On the first Thanksgiving, "The Pilgrims had dinner with the Native Americans, and then they all left and got in line at Best Buy." Or at least thats what Ellen DeGeneres told me. And... she has a point. Thanksgiving is often cut short by the anxiousness people have for those Black Friday sales that kick off at midnight, or better yet, 9pm Thanksgiving night. But when the large, dominating retail stores open at 9pm and receive free promoting from all major news outlets, how is it possible for small businesses to compete and survive?
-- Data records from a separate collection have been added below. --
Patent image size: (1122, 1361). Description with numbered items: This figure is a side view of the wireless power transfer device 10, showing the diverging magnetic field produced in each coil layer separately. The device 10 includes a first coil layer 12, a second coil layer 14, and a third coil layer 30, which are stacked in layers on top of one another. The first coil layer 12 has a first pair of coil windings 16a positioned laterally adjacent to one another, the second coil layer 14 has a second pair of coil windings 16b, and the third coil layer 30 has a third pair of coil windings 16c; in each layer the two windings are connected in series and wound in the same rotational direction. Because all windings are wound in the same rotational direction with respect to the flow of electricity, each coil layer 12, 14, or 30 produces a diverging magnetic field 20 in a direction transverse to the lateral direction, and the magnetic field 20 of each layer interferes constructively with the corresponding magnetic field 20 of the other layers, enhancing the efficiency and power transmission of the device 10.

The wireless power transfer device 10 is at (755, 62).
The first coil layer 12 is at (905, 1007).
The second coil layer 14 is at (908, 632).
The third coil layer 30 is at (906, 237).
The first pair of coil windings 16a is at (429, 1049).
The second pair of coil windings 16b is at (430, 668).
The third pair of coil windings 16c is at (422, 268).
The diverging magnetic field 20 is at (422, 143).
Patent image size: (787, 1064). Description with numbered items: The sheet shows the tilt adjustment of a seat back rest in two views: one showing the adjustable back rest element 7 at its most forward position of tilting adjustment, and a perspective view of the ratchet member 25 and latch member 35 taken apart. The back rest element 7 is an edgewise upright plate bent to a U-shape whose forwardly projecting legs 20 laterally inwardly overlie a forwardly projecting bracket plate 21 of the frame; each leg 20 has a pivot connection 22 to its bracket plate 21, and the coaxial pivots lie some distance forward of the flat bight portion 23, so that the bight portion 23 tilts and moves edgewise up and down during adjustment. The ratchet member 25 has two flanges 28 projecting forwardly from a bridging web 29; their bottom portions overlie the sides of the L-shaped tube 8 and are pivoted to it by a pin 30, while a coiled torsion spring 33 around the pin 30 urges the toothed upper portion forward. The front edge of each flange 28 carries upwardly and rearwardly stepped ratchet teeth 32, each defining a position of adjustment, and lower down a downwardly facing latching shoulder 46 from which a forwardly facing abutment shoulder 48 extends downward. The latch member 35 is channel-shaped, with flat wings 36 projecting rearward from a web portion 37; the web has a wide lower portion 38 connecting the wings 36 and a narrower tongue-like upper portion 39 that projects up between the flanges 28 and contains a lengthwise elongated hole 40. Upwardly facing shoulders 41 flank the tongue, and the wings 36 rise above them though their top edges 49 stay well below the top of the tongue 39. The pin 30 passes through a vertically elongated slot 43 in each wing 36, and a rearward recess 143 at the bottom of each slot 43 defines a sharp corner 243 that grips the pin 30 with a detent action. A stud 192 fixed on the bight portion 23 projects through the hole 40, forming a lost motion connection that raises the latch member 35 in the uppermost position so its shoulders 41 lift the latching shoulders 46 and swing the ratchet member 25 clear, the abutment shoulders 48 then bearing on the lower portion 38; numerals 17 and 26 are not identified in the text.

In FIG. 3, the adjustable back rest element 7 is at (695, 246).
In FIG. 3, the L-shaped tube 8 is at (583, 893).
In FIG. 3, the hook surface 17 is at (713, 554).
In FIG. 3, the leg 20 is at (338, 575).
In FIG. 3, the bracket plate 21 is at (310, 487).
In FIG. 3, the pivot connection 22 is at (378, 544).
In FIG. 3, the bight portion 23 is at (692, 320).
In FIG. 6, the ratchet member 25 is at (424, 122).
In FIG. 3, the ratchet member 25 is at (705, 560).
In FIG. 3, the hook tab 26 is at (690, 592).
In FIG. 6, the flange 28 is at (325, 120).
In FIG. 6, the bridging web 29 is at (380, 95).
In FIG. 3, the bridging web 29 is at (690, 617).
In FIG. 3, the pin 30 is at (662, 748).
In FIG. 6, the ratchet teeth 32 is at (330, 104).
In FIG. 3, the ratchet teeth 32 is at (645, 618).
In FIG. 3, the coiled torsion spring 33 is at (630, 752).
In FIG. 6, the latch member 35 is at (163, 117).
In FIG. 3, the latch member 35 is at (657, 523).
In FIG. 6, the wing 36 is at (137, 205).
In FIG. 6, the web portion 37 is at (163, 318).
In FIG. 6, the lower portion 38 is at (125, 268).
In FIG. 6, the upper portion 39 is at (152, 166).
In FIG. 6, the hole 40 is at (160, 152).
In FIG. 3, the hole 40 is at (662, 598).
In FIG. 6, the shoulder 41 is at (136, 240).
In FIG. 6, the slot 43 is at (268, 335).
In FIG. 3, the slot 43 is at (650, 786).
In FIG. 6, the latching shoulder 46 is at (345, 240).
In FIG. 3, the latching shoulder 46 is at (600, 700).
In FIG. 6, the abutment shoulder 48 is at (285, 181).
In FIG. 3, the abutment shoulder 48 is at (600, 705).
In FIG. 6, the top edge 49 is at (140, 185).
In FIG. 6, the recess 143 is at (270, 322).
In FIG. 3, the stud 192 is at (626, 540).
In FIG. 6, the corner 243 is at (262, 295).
In looking for some of the best Black Friday deals, I haven't seen beyond the names of 'WalMart,' 'Best Buy,' 'Kohls,' and many other the other dominating names in the retail industry. Even here on Lauren Conrad's blog she has the best "Deals & Steals: The Best Black Friday Sales," which include Best Buy, H&M, and an online boutique, Boutiquetoyou.com. What about the others, though?
My point is that it's not just in news that we see the big dogs outrunning the individuals or smaller outlets; we see it in retail as the system gets more and more monopolized. Black Friday means bitter competition in the retail industry, and for small businesses, this requires larger promotions, deals and an extra day devoted to reeling in customers: Small Business Saturday. This is a day, similar to Cyber Monday, where the attention is on small business owners.
So, moral of the story: don't forget about the small businesses because once they go down, corporate conglomerates will continue to monopolize this country. For the economies sake and for our sake, lets do what we can to keep that from happening.